Bulgarian Football Union Official Logo. (c)  BFU 


On August 25 this year, a group of former referees went on Bulgarian state TV and accused Lekov and Borislav Alexandrov, head of the Bulgarian Referees’ Commission of pressuring them to judge in favour of certain teams.

One of the judges, Hristo Ristoskov, claimed to have a taped recording of a telephone conversation between him and Lekov, in which Lekov offers the referee to lobby inside UEFA and FIFA in his favour, in exchange for fixed match results. Ristoskov further states, that Lekov blackmailed him and wanted money to ensure his career.

“Ivan Lekov, [...], also tried to blackmail me and offered me better positions on BFU’s referee list so that I could referee UEFA games”, Ristoskov told Bulgarian newspaper The Sofia Echo. According to The Sofia Echo, the other judges have had similar experiences.

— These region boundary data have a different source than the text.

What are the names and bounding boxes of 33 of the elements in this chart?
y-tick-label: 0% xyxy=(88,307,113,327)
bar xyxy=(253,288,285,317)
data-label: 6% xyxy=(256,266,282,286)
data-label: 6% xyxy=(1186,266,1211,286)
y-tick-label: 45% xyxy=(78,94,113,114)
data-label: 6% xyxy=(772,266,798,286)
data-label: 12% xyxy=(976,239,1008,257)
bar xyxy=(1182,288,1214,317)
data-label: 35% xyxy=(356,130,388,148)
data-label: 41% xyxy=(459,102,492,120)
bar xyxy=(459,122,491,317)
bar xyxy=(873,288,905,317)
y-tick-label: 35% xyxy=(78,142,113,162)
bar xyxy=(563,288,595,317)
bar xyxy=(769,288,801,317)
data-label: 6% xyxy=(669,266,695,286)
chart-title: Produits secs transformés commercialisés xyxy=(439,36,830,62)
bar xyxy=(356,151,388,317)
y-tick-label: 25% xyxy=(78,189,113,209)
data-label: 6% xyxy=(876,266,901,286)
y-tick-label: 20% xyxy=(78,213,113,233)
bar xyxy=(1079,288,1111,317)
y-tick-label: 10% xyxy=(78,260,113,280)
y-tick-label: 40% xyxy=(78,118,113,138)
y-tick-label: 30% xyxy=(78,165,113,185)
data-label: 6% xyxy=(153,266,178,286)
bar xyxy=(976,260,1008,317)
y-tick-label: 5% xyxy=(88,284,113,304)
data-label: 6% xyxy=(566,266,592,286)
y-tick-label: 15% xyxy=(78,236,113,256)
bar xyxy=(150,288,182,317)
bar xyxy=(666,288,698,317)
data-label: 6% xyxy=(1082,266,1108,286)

One month after the referees came forward with their accusations, Lekov was arrested by agents from the State Agency for National Security. Lekov is being accused of abuse of position. He was detained for questioning for 72 hours after which he was released on bail.

The Referees’ Commission
Lekov was not the only one to meet allegations from the referees. The referees accused the chairman of the BFU Referees’ Commission, Alexandrov for having asked them to fix matches on several occasions.

Alexandrov was temporarily suspended after the judges’ appearance and was called in for questioning on the matter last week. He too was released on bail later that same day.

Consequently of the arrest, the BFU has decided to suspend all seven members of the Referees’ Commission as a result of conflicts between the body of the BFU and match officials. “It’s obvious that the Referees’ Commission is unable to cope with its duties, so we decided to dismiss it”, Borislav Mihaylov, president of the BFU states, according to Reuters News Agency.

Alexandrov handed in his resignation prior to the dismissal of the commission.

Both Alexandrov and Lekov deny the allegations.

The BFU takes precautions
As a consequence of the international coverage of  the allegations, the BFU has decided to keep this kind of allegations out of the public eye. This is done in order to protect the reputation of Bulgarian football and to protect the money that comes in due to the sale of the TV rights, Bulgarian online paper reports.

According to The Sofia Echo the Bulgarian Football clubs have signed a joint agreement to follow a code of ethics to avoid further pressure on judges in the future.